Jimmy stands up and comes over to me. Then Doc stands up right at the end of the bed. They’re both smiling widely, like I just had a baby or something.
“You were in shock, kid,” Jimmy says.
He grabs hold of my hand and holds on tightly.
“What about—“
“He’s dead, Mary. There was nothing else you could’ve done.”
“I can’t feel sad.”
“You shouldn’t,” Doc says at me.
“He was going to kill me, I know it.”
“You’re right. He would have, but you stopped him. You did the right thing,” Jimmy tells me.
“How can killing be right?” I ask them both.
“It’s called self-defense, Mary. In philosophy they call it a moral imperative. You have every right to save yourself if someone’s trying to steal everything you’ve got.

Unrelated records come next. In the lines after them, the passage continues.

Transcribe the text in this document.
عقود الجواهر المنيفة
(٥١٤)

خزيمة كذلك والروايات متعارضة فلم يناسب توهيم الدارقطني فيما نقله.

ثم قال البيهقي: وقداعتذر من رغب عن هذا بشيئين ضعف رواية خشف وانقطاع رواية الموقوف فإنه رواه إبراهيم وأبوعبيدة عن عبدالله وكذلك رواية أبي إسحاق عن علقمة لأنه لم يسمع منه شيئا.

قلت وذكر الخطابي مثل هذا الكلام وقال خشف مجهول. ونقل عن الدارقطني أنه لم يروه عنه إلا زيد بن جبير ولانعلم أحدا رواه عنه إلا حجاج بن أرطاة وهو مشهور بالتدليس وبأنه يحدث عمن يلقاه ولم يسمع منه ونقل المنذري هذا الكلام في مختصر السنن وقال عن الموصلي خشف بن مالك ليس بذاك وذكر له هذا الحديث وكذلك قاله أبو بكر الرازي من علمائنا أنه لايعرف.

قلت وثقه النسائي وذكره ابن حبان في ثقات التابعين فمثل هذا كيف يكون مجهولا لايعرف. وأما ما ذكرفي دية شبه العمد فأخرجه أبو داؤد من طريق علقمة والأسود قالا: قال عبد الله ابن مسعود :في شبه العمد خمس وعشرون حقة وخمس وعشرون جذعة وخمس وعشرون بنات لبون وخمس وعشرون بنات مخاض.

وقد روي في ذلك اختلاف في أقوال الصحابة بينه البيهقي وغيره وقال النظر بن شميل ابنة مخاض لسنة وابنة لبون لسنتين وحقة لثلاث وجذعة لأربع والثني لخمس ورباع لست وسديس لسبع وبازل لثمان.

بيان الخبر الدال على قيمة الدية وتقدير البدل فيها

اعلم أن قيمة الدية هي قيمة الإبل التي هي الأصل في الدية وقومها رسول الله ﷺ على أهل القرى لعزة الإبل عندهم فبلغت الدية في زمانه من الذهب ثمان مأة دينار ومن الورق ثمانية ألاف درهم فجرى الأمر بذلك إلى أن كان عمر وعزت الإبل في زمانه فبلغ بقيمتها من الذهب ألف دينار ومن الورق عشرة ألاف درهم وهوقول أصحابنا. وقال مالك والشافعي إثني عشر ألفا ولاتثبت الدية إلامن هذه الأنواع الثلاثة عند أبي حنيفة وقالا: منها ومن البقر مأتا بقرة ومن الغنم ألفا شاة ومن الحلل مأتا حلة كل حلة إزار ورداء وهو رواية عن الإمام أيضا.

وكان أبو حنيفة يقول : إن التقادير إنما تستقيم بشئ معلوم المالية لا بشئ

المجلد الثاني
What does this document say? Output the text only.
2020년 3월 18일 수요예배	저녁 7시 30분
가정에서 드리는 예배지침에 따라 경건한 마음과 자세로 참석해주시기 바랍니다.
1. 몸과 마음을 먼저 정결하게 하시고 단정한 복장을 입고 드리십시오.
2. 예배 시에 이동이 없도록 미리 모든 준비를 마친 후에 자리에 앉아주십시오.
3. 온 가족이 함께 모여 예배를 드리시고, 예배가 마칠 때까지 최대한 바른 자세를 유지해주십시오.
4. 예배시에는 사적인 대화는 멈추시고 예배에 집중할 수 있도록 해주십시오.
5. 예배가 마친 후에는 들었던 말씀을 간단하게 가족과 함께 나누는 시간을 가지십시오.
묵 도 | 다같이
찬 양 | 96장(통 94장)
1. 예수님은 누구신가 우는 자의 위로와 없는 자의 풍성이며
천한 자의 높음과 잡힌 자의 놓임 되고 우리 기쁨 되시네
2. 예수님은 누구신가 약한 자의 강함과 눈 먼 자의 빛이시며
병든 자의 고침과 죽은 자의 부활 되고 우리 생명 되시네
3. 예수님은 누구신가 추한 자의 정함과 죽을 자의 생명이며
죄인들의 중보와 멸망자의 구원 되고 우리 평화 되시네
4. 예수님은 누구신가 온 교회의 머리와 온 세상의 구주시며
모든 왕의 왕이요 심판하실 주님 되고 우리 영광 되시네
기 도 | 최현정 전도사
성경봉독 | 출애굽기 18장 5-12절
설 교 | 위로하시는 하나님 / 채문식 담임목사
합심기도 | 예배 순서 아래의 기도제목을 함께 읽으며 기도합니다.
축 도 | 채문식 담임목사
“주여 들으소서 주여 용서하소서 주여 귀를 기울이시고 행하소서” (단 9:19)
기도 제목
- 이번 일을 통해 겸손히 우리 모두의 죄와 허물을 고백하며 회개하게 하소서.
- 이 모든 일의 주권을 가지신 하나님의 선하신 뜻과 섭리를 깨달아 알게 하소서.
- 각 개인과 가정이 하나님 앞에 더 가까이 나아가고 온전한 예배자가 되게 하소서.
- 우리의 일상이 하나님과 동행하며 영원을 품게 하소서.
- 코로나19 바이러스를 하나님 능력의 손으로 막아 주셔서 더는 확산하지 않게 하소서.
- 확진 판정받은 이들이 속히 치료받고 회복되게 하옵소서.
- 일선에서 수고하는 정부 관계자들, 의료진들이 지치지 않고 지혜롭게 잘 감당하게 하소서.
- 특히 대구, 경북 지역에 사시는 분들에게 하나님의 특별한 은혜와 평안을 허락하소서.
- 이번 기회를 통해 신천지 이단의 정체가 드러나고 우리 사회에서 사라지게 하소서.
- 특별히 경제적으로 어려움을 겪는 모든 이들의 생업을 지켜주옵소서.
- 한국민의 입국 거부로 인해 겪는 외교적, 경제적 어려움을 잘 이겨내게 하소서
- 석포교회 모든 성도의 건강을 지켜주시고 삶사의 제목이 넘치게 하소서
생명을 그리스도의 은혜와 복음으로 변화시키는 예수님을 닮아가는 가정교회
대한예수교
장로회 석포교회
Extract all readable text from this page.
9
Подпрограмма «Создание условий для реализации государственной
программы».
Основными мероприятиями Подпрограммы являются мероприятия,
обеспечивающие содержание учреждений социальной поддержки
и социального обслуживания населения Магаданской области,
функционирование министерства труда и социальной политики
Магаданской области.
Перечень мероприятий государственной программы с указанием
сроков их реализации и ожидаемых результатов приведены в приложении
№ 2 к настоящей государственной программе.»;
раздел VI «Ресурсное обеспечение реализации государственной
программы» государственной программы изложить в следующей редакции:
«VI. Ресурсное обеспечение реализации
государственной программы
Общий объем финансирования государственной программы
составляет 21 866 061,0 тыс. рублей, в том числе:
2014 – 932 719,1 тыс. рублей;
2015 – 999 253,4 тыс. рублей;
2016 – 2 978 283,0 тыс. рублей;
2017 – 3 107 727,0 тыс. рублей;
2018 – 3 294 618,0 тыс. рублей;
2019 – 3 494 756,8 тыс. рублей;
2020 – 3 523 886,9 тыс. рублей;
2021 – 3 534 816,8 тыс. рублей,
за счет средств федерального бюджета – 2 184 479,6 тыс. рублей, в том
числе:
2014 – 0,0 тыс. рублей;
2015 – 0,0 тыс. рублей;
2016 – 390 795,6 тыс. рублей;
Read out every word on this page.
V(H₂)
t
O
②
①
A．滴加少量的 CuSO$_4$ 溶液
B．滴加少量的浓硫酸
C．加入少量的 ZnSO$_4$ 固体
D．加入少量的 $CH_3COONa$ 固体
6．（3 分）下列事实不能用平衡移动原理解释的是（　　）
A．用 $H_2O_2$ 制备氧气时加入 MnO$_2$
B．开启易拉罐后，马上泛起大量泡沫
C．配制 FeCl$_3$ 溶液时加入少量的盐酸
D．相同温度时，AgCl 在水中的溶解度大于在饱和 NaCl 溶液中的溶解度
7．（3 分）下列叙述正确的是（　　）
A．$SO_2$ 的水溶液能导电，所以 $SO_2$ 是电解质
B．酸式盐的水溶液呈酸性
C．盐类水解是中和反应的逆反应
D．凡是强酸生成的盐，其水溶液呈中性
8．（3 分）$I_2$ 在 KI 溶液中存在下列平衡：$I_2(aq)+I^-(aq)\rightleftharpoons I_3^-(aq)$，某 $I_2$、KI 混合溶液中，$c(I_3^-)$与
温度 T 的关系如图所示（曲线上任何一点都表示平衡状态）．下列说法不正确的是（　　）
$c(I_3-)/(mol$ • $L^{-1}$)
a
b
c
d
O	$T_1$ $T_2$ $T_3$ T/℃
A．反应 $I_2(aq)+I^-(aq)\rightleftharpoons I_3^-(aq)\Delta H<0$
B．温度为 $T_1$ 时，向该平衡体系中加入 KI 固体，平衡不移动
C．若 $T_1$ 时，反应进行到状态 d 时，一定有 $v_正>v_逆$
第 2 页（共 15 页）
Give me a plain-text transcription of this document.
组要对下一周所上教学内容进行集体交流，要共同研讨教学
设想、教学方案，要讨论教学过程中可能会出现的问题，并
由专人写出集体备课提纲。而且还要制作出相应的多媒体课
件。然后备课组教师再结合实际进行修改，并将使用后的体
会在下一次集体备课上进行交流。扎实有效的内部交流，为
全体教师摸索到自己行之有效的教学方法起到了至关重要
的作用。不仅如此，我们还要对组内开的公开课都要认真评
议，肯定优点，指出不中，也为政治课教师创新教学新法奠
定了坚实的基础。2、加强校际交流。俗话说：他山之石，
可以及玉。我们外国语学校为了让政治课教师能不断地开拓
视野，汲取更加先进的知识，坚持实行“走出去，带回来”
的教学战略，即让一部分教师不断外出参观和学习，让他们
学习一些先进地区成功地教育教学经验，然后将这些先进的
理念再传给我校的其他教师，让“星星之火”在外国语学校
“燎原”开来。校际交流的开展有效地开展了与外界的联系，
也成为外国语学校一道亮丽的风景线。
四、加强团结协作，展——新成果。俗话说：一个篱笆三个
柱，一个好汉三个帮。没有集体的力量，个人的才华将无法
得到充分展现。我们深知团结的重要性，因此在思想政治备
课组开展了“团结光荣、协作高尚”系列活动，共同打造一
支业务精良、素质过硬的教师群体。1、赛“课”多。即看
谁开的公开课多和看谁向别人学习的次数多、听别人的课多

Your life, that is,” Doc explains.
“And you made him answer for all those six young girls, kid. And for a bag lady named Martha and a night watchman, and a woman named Sandra. Nine people that we know of. You made him answer for all of them when we couldn’t make it happen. Killing’s the hardest thing you can do, but you have nothing to feel sorry for. He was trying to hurt you as bad as you can be hurt. And you might have saved the lives of some of those cops, like me and Doc, who came storming through that front door. I want to thank you, Mary. I never knew anybody as brave as you are,” Jimmy says.
“He’s right, Mary. We owe you big time. You got a heart like a lioness,” Doc smiles.
“Go back to sleep. The nurse is already pissed off at us both for coming in to see you so soon.”